Girvan goes on to reveal that Mountbatten and the editor of the Sunday Dispatch had a lengthy conversation about UFOs in mid 1950, which led directly to the serialisation of Scully and Keyhoe’s books, as mentioned previously.
It is also well known among ufologists that on 23 February 1955 it is alleged that a UFO was sighted at Mountbatten’s estate at Broadlands in Hampshire. The witness was Frederick Briggs, a bricklayer employed at Broadlands. Briggs said that the craft had been shaped like a spinning top, was metallic and about 20 or 30 feet in diameter with portholes around the centre. Watching from a distance of less than 100 yards, Briggs estimated that the craft was 80 feet above the ground. Briggs saw a humanoid figure dressed in what looked like overalls and a helmet descend from the craft on some sort of column with a platform at the bottom. He was then dazzled by a bright blue light from the craft and fell over, where he lay unable to move, as if held by a strange force. The craft then flew off at high speed.

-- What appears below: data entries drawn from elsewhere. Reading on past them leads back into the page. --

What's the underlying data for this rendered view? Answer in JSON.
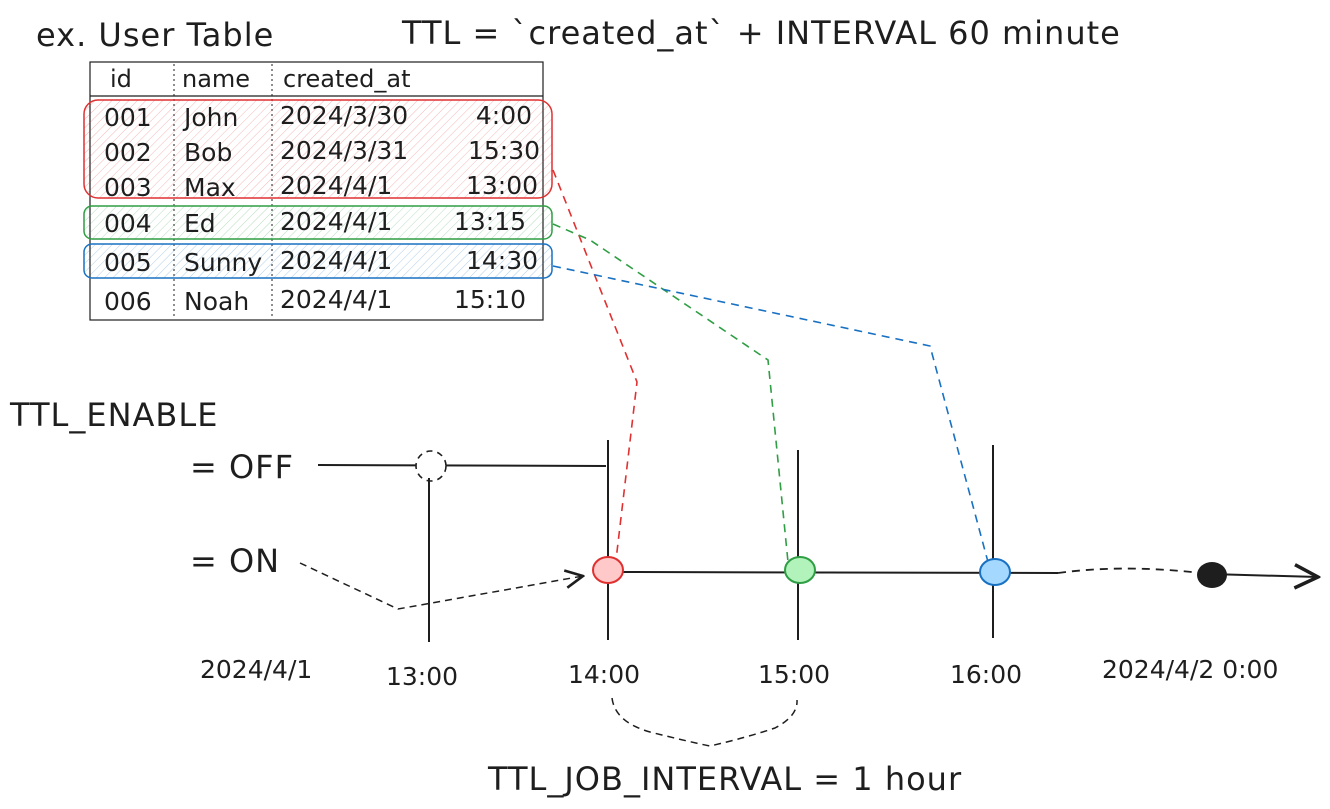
{
  "title": "ex. User Table",
  "ttl_formula": "TTL = `created_at` + INTERVAL 60 minute",
  "table": {
    "columns": [
      "id",
      "name",
      "created_at"
    ],
    "rows": [
      {
        "id": "001",
        "name": "John",
        "date": "2024/3/30",
        "time": "4:00",
        "group": "red"
      },
      {
        "id": "002",
        "name": "Bob",
        "date": "2024/3/31",
        "time": "15:30",
        "group": "red"
      },
      {
        "id": "003",
        "name": "Max",
        "date": "2024/4/1",
        "time": "13:00",
        "group": "red"
      },
      {
        "id": "004",
        "name": "Ed",
        "date": "2024/4/1",
        "time": "13:15",
        "group": "green"
      },
      {
        "id": "005",
        "name": "Sunny",
        "date": "2024/4/1",
        "time": "14:30",
        "group": "blue"
      },
      {
        "id": "006",
        "name": "Noah",
        "date": "2024/4/1",
        "time": "15:10",
        "group": "none"
      }
    ]
  },
  "ttl_enable": {
    "label": "TTL_ENABLE",
    "off_label": "= OFF",
    "on_label": "= ON"
  },
  "timeline": {
    "start_label": "2024/4/1",
    "ticks": [
      "13:00",
      "14:00",
      "15:00",
      "16:00"
    ],
    "end_label": "2024/4/2 0:00"
  },
  "interval_label": "TTL_JOB_INTERVAL = 1 hour",
  "colors": {
    "red": "#e03131",
    "red_fill": "#ffc9c9",
    "green": "#2f9e44",
    "green_fill": "#b2f2bb",
    "blue": "#1971c2",
    "blue_fill": "#a5d8ff",
    "ink": "#1e1e1e"
  }
}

Mountbatten took a personal interest in this incident, interviewed Briggs and searched the area of the meadow over which the UFO had been seen. He subsequently had a statement prepared, detailing Briggs’ claims. This story was written-up by Desmond Leslie in 1980, in Flying Saucer Review (Volume 26, Number 5). Mountbatten’s signed statement on the incident is held with many of his other private papers, at the Broadlands Archive.